I don't know exactly where you are cowgirl, and location makes a difference.
I expect my cows to be able to be able to handle a calf that is 7-9% of her body weight. That puts us with cows that can easily handle a 100lb calf. So far this year our biggest calf was 113 lbs, she had him by herself. Heifers should be able to handle about the same thing, our heifers will run about 1100 lbs right now, so I see no reason that they can't handle a 80-90 lb calf. Bigger than that and I expect to help a few of them.
I find that most people that don't weigh their calves really have no idea what they weigh. I mean, if you don't ever weigh them how can you expect to be accurate at guessing weights, you have no reference point as to what an 80 lb calf looks like. Heck, we weigh every calf and there are lots of times when we are out by 10 lbs or more on what they weigh. I trust my scale, it may not be legal, but we try to check it every now and then with something we know the weight of.
Anyways, a good target to hit is 7-8% of the animals body weight. So for 1300 lb cows 91-100 lbs. For 800 lb heifers 56-64 lbs and for 1100 lb heifer like ours 77-88 lbs (which would pretty much be my target of 80-90 lbs)
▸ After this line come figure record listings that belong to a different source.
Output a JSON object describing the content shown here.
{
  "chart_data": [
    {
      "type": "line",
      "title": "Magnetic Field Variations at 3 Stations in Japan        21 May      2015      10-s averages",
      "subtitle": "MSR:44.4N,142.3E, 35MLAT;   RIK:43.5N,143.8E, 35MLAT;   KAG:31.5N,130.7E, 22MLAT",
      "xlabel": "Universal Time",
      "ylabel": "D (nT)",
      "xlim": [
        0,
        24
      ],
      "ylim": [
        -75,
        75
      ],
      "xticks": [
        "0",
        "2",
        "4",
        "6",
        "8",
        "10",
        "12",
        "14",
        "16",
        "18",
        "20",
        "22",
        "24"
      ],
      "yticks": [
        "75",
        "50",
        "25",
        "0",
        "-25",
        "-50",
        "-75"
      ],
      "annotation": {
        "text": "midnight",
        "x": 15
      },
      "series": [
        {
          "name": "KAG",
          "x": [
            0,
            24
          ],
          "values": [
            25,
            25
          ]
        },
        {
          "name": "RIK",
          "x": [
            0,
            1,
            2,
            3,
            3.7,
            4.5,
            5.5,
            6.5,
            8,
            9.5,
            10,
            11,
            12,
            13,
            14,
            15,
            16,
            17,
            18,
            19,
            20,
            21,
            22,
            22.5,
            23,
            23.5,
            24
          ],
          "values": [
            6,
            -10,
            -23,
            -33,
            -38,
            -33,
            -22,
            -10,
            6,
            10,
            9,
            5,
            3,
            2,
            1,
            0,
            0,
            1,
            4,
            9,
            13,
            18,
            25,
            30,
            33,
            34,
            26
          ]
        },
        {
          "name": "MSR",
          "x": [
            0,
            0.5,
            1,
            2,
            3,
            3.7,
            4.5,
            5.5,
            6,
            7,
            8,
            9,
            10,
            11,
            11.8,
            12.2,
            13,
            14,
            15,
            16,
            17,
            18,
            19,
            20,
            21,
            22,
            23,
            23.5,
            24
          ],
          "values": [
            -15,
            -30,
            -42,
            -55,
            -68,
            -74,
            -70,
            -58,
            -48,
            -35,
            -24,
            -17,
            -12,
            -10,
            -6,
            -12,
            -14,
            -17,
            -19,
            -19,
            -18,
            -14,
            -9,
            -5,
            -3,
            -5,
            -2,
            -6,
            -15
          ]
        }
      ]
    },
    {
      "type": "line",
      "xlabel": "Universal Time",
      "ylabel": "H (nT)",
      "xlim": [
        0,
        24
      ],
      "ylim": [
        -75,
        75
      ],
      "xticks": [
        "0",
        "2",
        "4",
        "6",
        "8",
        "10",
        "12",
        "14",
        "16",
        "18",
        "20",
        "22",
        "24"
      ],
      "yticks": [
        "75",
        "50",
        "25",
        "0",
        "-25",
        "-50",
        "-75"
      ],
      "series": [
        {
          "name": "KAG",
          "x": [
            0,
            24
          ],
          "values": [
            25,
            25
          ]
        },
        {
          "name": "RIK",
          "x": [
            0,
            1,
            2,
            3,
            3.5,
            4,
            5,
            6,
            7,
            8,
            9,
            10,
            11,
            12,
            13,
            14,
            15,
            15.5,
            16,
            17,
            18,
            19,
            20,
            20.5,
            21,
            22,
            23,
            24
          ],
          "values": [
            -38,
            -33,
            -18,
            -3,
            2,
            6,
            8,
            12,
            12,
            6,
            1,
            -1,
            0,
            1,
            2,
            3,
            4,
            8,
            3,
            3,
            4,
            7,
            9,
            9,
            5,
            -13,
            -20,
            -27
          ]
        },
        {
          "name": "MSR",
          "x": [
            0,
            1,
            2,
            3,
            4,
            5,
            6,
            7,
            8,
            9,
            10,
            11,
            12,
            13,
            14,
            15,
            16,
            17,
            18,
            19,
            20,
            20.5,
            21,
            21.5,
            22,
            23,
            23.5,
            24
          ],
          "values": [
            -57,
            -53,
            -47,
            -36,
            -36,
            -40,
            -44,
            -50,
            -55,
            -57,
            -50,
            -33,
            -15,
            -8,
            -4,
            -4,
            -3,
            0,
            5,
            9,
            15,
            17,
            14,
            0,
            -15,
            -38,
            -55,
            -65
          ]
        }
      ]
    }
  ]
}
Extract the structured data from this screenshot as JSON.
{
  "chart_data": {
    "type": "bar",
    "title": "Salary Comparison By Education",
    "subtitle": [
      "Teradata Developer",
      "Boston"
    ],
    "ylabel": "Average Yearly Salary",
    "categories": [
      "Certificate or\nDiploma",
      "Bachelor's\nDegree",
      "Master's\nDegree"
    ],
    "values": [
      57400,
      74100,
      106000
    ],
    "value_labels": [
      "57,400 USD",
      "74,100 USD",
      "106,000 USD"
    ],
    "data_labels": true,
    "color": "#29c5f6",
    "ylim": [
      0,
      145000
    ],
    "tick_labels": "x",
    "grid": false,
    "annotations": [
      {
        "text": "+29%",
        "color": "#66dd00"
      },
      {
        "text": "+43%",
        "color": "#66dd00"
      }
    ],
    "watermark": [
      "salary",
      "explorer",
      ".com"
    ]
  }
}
If you run into too many LUTTCS calves, then perhaps your real problem isn't the calf, but the udder of the cow.... That is a problem, that we rarely deal with around here, even on the couple of cows that have, shall we say, larger than average udders. We also don't usually have an issue with slow calves (due to BW) you need to use easy calving bulls, they make those long lean calves that are born easy even if they weigh 110+ lbs. Blocky calves don't come out easy regardless of size.